The Westing Game rocks.

Anonymous said...

There is a Royals record that is worse than this one - RBIs in a game. It's been done numerous times, but the record is still 7. In and of itself, that's not that horrible, but the fact that Jerry Grote (JERRY FRICKIN GROTE) was the first to do so has appalled me ever since.

I too, will irrationaly applaud when somebody finally hits #37, but I'll applaud even louder when somebody gets an 8 RBI game.

KCDC said...

I feel like an idiot, but I must know where I missed the westing game reference.

Anonymous said...

kcdc, during the reading of Sam Westing's will, each section of the will begins with the number of that section, in ordinal form: "First", "Second", "Third", "Fourth" all the way through "Nineteenth" I think. The third section, the last sentence is, "The fortune goes to whoever finds the" with no noticeable terminator to the sentence - during the reading of the will, a joke is made at that point by a character later revealed to have been Sam Westing in disguise. The sixteen potential heirs are then handed pieces to a puzzle (of sorts), and operate on the assumption that what they are supposed to find is the answer to the puzzle.

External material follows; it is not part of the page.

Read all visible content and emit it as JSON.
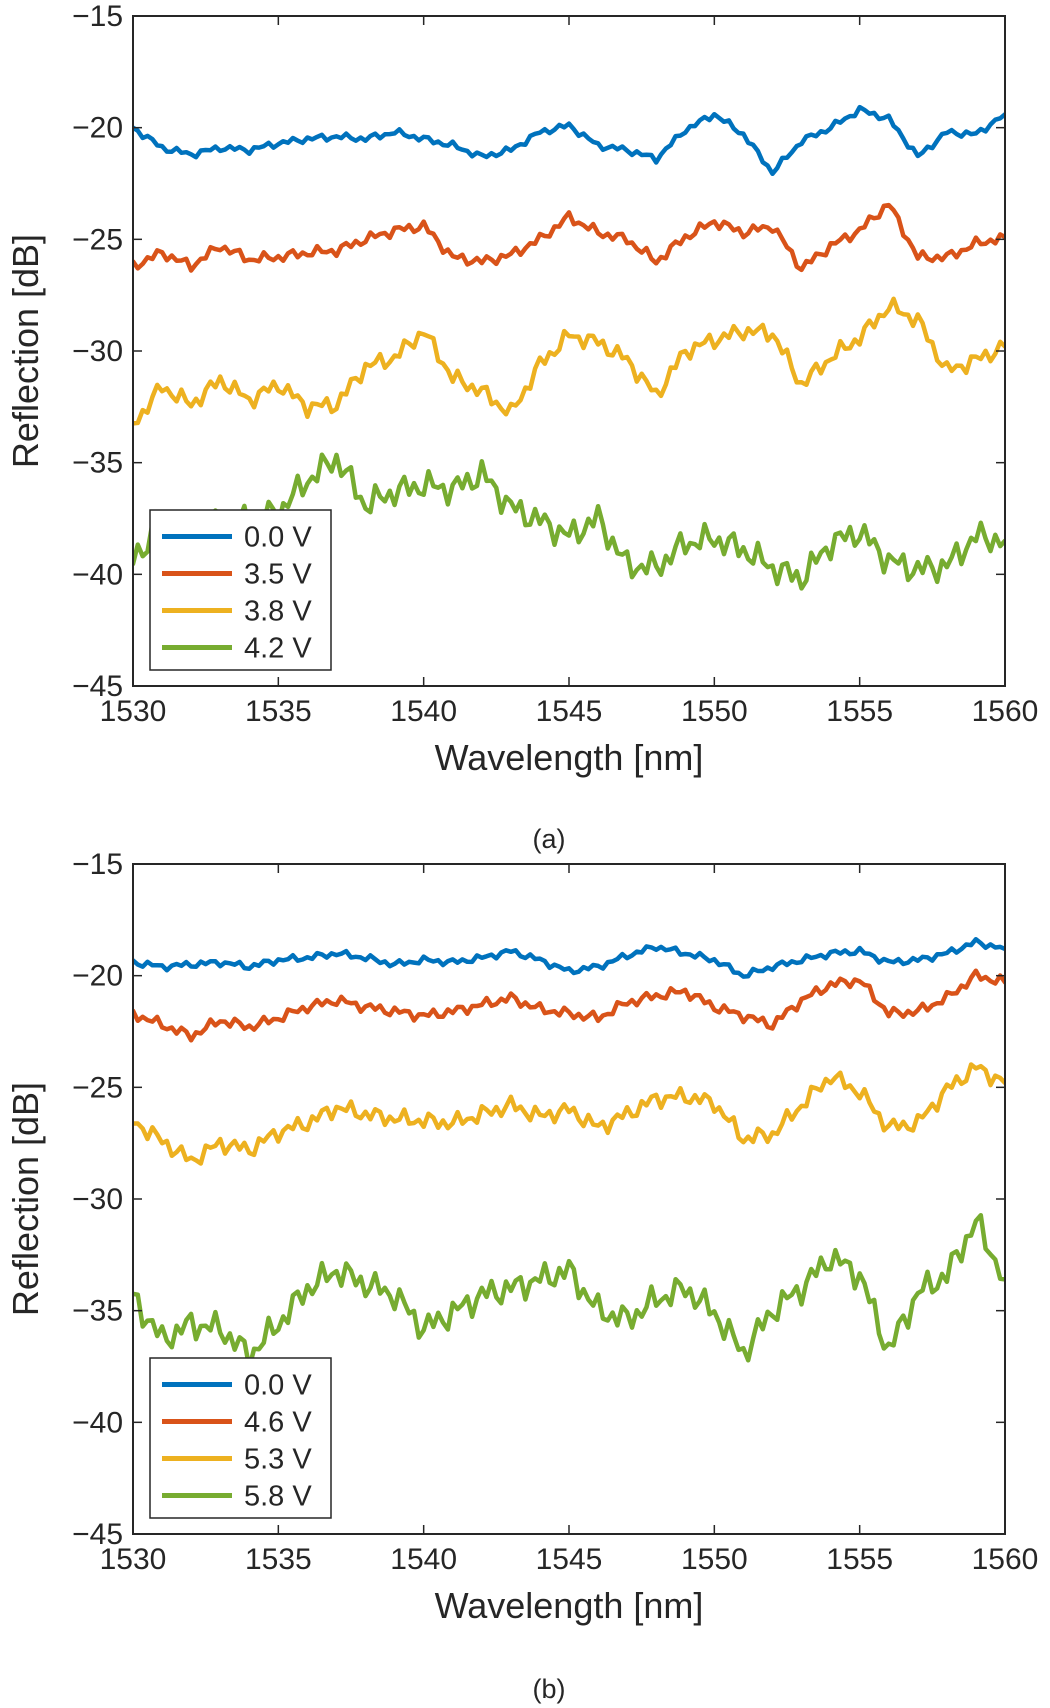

Only later, after the puzzle has been solved but no real resolution appears to have been reached, does one of the participants realize that the sentence at the end of the third section wasn't finished, and deduces, correctly, that the conclusion of that sentence is the word "Fourth" which began the next section - the winner is "the one who finds the fourth", i.e., the fourth identity of Sam Westing.

In the same manner, Rany ended the "Reason # 4" blog post with "he'll be the one to finally break" and finished the sentence with the title of this blog post, "The Record".

I didn't recognize it until I read the # 4 article and saw the ending; originally I read this article and didn't realize what he meant.

Nathan Hall said...

Part of the problem in Kansas City is that the Royals have by and large made a lack of power part of their identity. Young hitters in the organization are taught to take the ball the opposite field to the exclusion of pulling it for power. Ryan Lefebvre says the Royals hitting coach wants all the players (regardless of their natural proclivities and abilities) to start every plate appearance looking for a pitch on the outer half of the plate. Paul Splittorff declares just about everyone a "right-center left-center hitter with gap power" and the team on the whole is obsessed with the "little things," even though the reason they win 60-70 games every year is that they don't do the big things like hitting homers and striking out batters.